SISTEM KURS YANG PERNAH DITERAPKAN DI INDONESIA
a. 1. Kurs Tetap (Fixed Exchange Rate)
Kurs tetap merupakan sistem nilai tukar dimana
pemegang otoritas moneter tertinggi suatu negara (Central Bank) menetapkan
nilai tukar dalam negeri terhadap negara lain yang ditetapkan pada tingkat
tertentu tanpa melihat aktivitas penawaran dan permintaan di pasar uang.
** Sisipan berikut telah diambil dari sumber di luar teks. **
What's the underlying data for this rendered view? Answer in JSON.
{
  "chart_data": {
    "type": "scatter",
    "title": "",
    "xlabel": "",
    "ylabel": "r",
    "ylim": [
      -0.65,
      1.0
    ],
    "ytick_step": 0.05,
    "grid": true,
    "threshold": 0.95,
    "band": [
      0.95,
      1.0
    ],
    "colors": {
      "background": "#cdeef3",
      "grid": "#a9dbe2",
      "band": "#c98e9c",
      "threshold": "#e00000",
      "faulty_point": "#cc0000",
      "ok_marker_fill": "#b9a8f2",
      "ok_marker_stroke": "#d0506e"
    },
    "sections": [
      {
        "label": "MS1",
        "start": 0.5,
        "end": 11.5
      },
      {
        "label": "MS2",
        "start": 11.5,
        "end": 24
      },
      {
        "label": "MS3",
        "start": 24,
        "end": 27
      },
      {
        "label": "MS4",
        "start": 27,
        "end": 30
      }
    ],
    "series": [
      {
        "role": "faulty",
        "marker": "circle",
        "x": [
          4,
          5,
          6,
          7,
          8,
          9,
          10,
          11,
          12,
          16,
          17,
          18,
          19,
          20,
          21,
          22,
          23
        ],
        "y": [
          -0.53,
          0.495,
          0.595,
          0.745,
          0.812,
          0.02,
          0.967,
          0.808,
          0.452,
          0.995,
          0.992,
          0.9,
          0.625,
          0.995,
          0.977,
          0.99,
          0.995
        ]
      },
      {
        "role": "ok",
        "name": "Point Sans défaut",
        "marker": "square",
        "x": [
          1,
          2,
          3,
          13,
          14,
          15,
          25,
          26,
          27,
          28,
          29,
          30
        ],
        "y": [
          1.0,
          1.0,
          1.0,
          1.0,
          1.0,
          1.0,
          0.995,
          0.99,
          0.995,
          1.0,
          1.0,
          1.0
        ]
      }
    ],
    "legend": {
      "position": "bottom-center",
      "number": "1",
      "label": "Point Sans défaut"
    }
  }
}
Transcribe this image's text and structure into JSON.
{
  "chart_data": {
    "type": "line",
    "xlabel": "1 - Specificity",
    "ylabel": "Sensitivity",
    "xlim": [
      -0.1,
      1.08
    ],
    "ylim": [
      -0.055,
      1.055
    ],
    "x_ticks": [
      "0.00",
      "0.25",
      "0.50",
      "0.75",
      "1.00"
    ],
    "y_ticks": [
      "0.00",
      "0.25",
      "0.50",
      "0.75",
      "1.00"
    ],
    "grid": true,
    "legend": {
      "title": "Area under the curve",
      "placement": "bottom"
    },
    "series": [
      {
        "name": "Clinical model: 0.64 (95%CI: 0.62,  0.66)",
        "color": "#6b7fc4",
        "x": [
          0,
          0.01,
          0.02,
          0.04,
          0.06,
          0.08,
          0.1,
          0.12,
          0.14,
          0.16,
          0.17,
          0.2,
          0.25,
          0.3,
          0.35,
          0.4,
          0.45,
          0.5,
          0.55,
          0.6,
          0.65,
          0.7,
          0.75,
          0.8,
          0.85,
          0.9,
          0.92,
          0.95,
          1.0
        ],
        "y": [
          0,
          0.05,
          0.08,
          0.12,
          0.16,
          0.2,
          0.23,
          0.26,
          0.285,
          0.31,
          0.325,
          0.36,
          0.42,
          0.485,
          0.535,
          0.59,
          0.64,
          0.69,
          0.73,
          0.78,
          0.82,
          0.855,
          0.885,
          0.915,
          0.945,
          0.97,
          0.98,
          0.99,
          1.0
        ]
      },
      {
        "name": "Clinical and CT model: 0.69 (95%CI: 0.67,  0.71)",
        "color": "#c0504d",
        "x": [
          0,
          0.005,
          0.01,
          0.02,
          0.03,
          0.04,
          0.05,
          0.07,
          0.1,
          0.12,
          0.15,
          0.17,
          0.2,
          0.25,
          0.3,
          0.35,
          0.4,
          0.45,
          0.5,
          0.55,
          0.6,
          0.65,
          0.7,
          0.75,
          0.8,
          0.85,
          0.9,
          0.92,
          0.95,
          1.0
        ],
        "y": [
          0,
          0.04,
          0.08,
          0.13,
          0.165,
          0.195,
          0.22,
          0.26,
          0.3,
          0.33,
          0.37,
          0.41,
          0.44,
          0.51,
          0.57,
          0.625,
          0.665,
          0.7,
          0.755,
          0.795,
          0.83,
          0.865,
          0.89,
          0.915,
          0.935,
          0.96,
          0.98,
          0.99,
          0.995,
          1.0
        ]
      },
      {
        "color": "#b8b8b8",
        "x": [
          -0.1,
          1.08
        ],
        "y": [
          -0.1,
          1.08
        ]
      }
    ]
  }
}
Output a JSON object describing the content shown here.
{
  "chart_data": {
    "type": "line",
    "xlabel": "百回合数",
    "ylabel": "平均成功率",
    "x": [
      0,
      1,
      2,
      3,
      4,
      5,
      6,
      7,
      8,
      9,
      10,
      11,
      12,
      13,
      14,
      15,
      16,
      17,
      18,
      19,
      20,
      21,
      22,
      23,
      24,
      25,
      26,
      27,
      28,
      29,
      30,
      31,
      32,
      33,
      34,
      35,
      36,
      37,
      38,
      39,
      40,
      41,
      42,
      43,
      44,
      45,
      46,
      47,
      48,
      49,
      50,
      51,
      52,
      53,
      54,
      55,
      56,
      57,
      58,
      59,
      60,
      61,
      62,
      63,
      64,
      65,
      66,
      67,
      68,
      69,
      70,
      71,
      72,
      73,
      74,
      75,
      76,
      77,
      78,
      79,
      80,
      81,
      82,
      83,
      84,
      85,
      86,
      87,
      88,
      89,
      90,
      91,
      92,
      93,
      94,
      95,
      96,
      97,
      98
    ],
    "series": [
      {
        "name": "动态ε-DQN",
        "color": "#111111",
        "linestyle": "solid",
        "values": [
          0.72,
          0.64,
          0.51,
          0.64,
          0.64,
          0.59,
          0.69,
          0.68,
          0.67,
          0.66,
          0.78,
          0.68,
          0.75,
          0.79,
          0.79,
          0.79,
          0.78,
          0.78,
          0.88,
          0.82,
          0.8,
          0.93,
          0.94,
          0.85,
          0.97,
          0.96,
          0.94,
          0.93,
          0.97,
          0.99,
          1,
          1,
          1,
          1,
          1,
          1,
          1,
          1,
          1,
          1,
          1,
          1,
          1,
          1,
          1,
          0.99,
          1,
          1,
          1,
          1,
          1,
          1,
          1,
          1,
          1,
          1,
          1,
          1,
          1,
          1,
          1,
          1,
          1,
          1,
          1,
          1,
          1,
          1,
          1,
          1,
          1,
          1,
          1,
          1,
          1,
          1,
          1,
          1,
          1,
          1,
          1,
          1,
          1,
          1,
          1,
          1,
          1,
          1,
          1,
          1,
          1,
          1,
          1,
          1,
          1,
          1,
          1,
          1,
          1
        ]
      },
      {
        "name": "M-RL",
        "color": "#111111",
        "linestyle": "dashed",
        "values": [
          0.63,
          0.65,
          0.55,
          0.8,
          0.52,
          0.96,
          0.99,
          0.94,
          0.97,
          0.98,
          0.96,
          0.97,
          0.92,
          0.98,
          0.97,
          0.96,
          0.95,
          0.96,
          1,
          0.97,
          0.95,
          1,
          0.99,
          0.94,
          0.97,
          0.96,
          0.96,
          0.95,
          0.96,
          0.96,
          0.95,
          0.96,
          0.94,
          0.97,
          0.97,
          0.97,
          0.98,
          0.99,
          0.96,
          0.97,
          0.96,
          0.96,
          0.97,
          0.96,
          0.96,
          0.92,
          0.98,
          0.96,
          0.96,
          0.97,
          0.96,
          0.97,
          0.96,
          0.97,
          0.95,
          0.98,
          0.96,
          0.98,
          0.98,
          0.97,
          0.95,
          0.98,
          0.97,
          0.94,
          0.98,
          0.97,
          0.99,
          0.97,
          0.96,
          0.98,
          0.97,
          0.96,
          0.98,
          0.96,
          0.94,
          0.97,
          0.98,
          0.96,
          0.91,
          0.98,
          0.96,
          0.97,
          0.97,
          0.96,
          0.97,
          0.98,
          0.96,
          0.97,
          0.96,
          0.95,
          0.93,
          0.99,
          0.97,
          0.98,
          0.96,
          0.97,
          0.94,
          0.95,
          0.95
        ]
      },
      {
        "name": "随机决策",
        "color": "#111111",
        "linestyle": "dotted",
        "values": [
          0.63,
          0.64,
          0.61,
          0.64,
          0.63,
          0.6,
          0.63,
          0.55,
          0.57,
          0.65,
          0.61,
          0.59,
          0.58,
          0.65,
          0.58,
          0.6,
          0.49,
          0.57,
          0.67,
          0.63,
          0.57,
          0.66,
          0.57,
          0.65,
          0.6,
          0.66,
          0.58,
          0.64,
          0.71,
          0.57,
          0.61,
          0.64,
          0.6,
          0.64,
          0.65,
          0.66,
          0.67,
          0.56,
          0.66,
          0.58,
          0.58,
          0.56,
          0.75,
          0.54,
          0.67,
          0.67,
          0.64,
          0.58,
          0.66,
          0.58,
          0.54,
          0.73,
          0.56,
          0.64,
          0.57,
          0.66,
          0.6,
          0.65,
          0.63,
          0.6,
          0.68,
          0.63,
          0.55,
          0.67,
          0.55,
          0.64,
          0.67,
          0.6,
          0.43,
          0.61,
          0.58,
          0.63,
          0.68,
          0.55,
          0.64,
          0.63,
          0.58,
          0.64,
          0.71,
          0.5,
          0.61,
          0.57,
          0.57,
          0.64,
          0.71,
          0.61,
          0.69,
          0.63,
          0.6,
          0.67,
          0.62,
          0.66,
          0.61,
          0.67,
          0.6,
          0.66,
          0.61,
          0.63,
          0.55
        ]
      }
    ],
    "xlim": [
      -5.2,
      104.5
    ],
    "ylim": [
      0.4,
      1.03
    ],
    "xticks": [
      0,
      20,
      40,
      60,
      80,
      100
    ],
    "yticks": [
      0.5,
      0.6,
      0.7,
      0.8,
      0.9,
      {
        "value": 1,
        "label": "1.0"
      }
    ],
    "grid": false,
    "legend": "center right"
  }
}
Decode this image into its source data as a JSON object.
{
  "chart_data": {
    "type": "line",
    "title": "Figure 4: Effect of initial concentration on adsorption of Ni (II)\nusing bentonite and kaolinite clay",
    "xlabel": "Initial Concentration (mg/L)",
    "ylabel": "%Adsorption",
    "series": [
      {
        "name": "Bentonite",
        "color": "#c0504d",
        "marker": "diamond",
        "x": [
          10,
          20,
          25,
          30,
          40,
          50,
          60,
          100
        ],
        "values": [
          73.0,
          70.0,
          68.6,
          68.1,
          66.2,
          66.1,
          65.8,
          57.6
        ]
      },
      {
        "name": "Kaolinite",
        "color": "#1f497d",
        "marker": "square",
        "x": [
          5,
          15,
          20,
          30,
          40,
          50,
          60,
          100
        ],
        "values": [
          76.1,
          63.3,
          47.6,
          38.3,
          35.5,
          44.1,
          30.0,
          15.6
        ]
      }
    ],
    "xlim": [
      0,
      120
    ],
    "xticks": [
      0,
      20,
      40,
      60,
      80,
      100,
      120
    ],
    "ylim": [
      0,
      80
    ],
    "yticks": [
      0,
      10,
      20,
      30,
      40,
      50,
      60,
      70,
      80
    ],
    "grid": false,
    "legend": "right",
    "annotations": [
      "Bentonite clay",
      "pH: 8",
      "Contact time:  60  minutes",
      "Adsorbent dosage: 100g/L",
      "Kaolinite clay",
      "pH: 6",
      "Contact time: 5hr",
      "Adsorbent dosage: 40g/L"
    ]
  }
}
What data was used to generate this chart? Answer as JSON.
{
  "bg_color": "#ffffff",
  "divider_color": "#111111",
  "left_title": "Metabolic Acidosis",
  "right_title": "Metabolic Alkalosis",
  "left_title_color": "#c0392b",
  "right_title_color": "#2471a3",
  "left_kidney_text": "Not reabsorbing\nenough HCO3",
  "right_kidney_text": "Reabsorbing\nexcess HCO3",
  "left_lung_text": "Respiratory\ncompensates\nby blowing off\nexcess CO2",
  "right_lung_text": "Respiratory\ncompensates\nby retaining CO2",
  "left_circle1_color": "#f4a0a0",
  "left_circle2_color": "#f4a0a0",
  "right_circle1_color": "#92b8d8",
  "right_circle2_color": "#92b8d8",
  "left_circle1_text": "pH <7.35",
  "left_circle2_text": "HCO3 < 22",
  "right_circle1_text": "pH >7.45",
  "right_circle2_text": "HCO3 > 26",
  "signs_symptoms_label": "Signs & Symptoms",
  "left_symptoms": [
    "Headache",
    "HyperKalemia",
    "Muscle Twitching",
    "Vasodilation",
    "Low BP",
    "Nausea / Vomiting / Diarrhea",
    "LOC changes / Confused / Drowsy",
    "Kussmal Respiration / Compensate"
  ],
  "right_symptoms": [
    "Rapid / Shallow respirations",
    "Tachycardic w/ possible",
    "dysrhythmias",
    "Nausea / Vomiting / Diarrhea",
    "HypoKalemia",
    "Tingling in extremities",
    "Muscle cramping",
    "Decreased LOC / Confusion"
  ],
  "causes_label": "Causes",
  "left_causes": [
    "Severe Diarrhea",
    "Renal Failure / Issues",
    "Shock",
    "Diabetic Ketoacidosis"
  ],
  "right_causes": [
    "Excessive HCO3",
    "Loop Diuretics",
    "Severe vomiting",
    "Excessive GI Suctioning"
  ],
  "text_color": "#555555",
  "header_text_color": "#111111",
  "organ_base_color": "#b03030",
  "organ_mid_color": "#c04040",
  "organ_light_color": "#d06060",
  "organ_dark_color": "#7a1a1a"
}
Jika
dalam perjalanannya penetapan kurs tetap mengalami masalah, misalnya terjadi
fluktuasi penawaran maupun permintaan yang cukup tinggi maka pemerintah bisa
mengendalikannya dengan membeli atau menjual kurs mata uang yang berada dalam
devisa negara untuk menjaga agar nilai tukar stabil dan kembali ke kurs tetap
nya. Dalam kurs tetap ini, bank sentral melakukan intervensi aktif di pasar
valas dalam penetapan nilai tukar.
Keunggulan :
· a. Kegiatan spekulasi di pasar uang semakin
sempit.
· b. Intervensi aktif pemerintah dalam
mengatur nilai tukar sehingga tetap stabil.
· c. Pemerintah memegang peranan penuh dalam
pengawasan transaksi devisa.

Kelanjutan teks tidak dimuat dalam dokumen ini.